Regenerating the bush is satisfying task
DURING the last three years bush regenerators from EnviTE Environment have been working to restore native vegetation along the Evans River.
With funding from Northern Rivers Catchment Management Authority and NSW Environmental Trust restoration work has now been implemented along over 14km of the Evans River.
Weeds, including coral tree, lantana, coastal morning glory and ochna have been degrading native vegetation. Coral tree spreads from the Richmond River catchment where the weed is invading many river banks, paddocks and roadsides.
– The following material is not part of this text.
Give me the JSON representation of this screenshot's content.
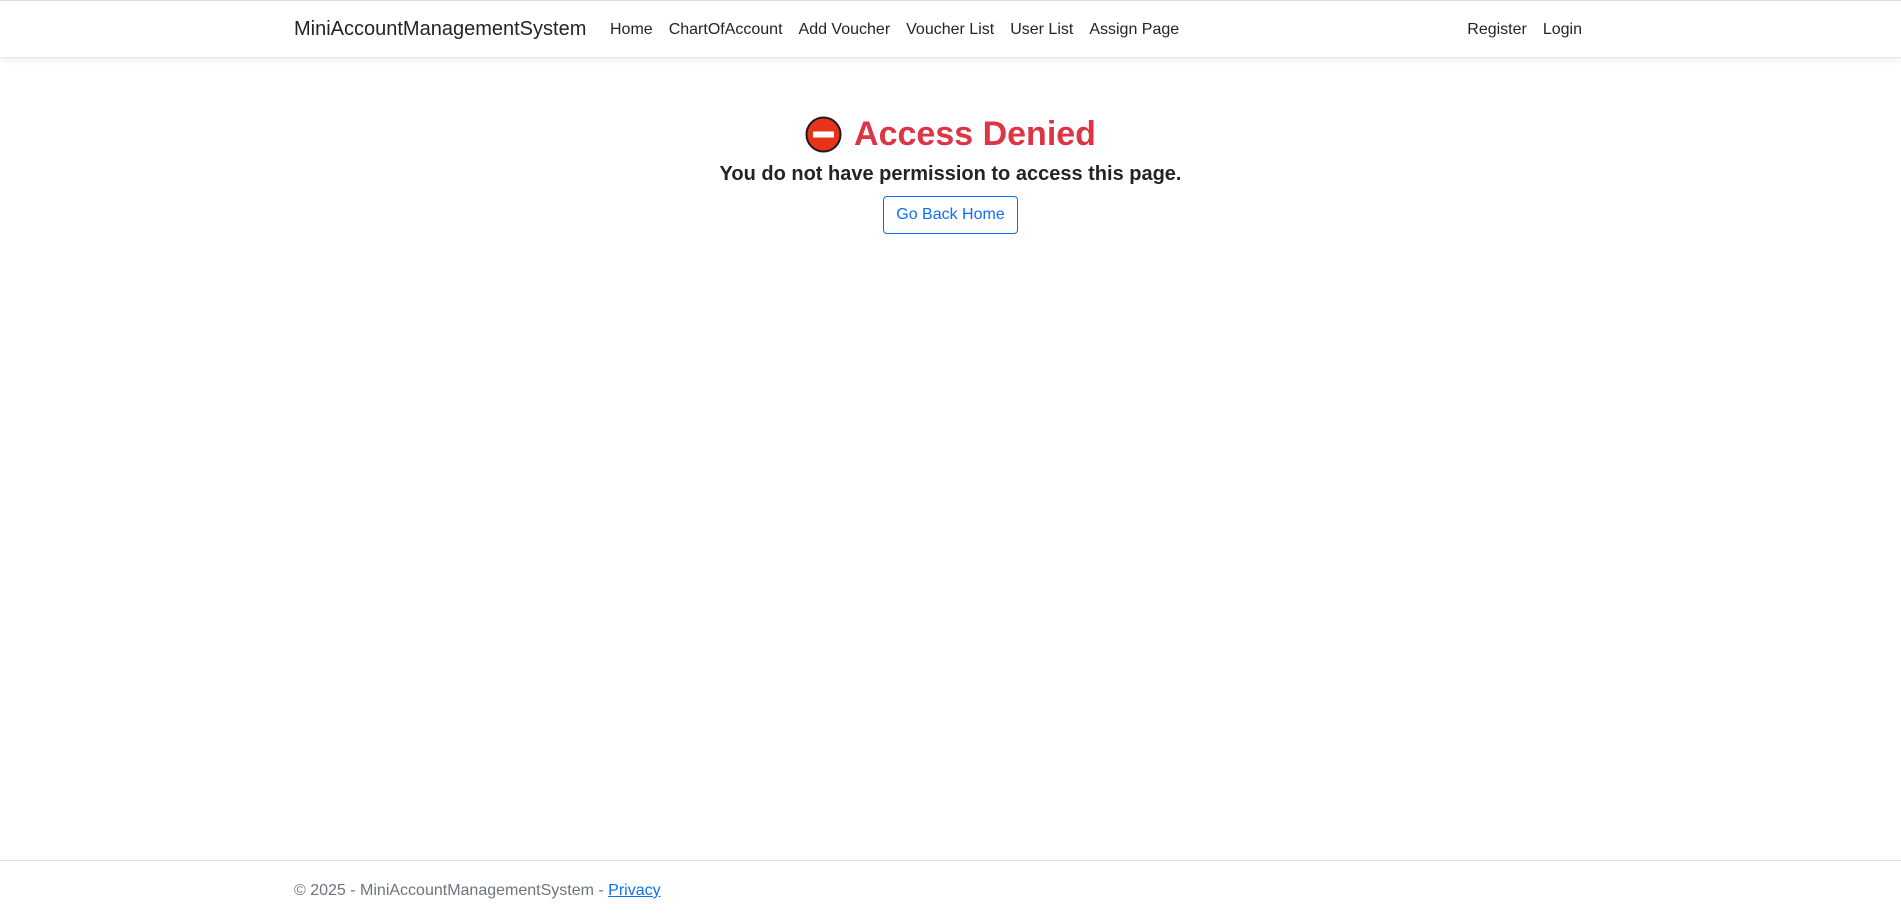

Many people would have seen its red flowers along the river bank at Woodburn.
"The Evans River is an area of great natural beauty and conservation value," EnviTE Environment bush regenerator Ian Gibbs said.
"It makes sense, and costs less, to control weeds early before they take over large areas.
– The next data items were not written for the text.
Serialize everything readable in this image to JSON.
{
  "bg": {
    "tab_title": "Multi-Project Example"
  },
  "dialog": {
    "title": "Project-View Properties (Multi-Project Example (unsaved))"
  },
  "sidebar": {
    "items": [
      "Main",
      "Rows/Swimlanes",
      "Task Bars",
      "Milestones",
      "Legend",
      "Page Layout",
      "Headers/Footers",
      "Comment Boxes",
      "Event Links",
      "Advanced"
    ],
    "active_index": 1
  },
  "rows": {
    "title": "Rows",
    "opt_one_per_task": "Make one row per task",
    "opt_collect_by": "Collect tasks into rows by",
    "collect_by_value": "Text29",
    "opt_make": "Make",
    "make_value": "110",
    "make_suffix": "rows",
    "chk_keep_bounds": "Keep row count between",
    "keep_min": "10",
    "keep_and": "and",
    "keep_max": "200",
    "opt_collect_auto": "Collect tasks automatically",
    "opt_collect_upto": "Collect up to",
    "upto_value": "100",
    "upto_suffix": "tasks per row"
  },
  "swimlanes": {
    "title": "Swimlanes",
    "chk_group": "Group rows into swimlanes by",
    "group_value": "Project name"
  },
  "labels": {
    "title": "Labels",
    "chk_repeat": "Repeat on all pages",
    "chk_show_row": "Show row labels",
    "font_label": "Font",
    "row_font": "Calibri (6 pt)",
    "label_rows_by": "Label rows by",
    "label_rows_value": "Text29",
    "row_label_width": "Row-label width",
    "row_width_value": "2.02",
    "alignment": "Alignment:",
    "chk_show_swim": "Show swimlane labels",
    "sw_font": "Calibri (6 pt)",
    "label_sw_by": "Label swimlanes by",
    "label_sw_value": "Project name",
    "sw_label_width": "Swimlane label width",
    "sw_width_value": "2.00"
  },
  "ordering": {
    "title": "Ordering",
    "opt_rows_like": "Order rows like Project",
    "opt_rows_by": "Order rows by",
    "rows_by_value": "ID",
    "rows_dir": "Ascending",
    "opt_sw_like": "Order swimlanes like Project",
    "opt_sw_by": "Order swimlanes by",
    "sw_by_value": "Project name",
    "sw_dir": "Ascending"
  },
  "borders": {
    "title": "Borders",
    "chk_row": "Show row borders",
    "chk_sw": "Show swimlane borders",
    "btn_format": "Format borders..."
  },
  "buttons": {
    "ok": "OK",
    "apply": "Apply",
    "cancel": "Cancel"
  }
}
"The Evans River still has good native vegetation and we have been able to control early infestations of serious weeds including cats claw creeper, madeira vine and balloon vine.
"We have worked with private landholders, the local community and NSW National Parks and Wildlife Service to help improve the Evans River so it retains its beauty and health into the future."
Landholders too will be able to play an ongoing role in better managing future weed infestations on their properties thanks to training during the project in weed identification and control.
During the project training was provided to community members and landholders in weed identification and control.
"Healthy native vegetation is essential to the long-term health of our environment and sustainable land management," EnviTE Environment officer Georgina Jones said.
"As well as being important wildlife habitat, native vegetation can minimise erosion and improve water quality."